The collective action of microbes that colonize humans, known as their microbiota, has emerged as a major force influencing health and disease. Appreciation for this influence has grown exponentially in recent years thanks to advances in high-throughput sequencing technologies that were coupled with key concepts in microbial ecology and evolution linking sequence to phylogeny. Although studies utilizing these technologies, and the analytic methods also required to enable them, have greatly advanced our understanding of the potential impact of the microbiota on human health, we still lack systematic methods for interrogating the mechanisms responsible for the numerous associations we have identified. In this dissertation, I present my work which accelerates our ability to develop actionable hypotheses from associations observed in studies of the microbiota. This work is divided into data-driven approaches for inferring metabolic mechanisms governing interspecies interactions (Chapter 2), and model-driven approaches for improving our understanding of metabolism for gut microbes (Chapters 3 and 4). In Chapter 2, I developed a method that establishes expected metabolic behavior within microbial communities based on the assumption of constant metabolite yield between mono- and co-culture conditions. Using this method, I identified global improvements in the efficiency of biomass production that occur in co-cultures in which a species experienced a growth benefit, and show that the method can be used to interrogate complex interspecies interactions such as cross feeding. In Chapters 3 and 4, I developed software and method for building and analyzing ensembles of genome-scale metabolic network reconstructions. I used these tools to address a key challenge in systems biology: how should curation of large mechanistic models be prioritized?

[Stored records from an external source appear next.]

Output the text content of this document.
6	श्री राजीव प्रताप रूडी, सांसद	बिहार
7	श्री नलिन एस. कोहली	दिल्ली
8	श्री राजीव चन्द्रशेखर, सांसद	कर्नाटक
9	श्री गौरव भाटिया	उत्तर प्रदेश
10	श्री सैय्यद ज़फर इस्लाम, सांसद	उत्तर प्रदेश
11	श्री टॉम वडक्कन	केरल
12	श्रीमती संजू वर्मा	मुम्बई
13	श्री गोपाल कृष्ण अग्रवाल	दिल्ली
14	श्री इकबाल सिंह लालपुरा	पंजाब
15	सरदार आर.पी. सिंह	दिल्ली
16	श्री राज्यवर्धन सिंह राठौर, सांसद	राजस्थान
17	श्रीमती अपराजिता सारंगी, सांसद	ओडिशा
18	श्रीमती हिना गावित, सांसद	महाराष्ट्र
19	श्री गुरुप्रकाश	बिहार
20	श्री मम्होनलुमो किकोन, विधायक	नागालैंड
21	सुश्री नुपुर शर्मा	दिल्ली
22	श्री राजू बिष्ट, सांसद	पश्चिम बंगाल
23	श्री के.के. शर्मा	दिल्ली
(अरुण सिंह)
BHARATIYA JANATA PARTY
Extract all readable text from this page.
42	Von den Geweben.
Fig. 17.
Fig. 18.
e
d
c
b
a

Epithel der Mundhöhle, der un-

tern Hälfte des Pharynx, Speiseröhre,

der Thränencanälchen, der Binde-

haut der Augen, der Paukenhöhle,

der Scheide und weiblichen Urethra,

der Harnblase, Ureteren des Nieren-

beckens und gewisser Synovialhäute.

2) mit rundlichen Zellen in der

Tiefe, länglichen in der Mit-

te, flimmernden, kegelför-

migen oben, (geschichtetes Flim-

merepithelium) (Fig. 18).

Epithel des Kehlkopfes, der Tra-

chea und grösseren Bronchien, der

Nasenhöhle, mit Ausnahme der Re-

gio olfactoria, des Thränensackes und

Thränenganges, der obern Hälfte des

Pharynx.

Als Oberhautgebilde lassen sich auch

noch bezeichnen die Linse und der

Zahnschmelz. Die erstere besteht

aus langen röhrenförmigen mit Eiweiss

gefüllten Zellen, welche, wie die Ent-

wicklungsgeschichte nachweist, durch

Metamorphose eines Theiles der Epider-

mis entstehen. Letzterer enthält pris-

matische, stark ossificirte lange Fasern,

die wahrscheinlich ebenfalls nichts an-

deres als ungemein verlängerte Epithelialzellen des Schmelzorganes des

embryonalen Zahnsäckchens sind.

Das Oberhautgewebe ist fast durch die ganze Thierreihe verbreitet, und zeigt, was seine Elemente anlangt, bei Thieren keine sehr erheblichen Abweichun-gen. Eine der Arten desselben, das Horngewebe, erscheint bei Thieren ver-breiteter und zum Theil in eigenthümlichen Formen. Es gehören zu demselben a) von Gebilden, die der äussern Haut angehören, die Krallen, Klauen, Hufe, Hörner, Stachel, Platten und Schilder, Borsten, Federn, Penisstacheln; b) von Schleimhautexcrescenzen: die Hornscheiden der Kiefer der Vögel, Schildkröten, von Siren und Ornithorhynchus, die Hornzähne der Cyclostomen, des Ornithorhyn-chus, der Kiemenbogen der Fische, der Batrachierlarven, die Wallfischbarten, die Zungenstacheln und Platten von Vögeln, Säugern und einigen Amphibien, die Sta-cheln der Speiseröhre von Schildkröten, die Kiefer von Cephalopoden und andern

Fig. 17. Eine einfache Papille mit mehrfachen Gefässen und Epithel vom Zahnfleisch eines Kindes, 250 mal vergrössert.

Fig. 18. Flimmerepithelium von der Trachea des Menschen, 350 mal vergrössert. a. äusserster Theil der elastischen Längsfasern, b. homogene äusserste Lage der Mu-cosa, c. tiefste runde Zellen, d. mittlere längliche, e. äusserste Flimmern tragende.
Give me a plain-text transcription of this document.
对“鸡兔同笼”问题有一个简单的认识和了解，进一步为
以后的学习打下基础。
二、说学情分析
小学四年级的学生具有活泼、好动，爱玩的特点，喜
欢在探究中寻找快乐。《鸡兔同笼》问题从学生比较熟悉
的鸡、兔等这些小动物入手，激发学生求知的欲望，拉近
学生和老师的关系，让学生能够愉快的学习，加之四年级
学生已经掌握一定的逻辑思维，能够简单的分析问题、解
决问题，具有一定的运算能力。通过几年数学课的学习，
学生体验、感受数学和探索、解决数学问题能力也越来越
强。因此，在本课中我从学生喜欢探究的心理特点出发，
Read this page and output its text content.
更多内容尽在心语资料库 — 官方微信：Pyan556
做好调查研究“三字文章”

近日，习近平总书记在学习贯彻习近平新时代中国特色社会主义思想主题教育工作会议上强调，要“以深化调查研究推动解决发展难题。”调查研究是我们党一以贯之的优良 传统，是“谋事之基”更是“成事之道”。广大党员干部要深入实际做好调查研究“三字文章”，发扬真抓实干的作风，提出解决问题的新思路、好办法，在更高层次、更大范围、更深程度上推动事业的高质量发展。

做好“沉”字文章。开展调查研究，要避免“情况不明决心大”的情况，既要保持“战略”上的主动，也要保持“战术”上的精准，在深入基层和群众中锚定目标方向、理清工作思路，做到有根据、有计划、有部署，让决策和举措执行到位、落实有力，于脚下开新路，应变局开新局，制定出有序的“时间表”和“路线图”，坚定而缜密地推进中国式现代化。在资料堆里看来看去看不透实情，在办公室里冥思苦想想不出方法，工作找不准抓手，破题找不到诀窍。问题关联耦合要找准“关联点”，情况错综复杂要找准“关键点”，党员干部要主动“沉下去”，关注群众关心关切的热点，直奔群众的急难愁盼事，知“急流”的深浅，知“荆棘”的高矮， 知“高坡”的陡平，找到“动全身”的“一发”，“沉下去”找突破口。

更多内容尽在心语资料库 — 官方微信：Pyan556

I developed an ensemble generation, simulation, and analysis framework that identifies key curation targets that maximally reduce simulation uncertainty, thereby establishing the relative value of curating each portion of a metabolic network. In sum, the work in this dissertation represents advances in our ability to interrogate interactions between gut microbes as well as our ability to efficiently construct predictive models of metabolism for individual species.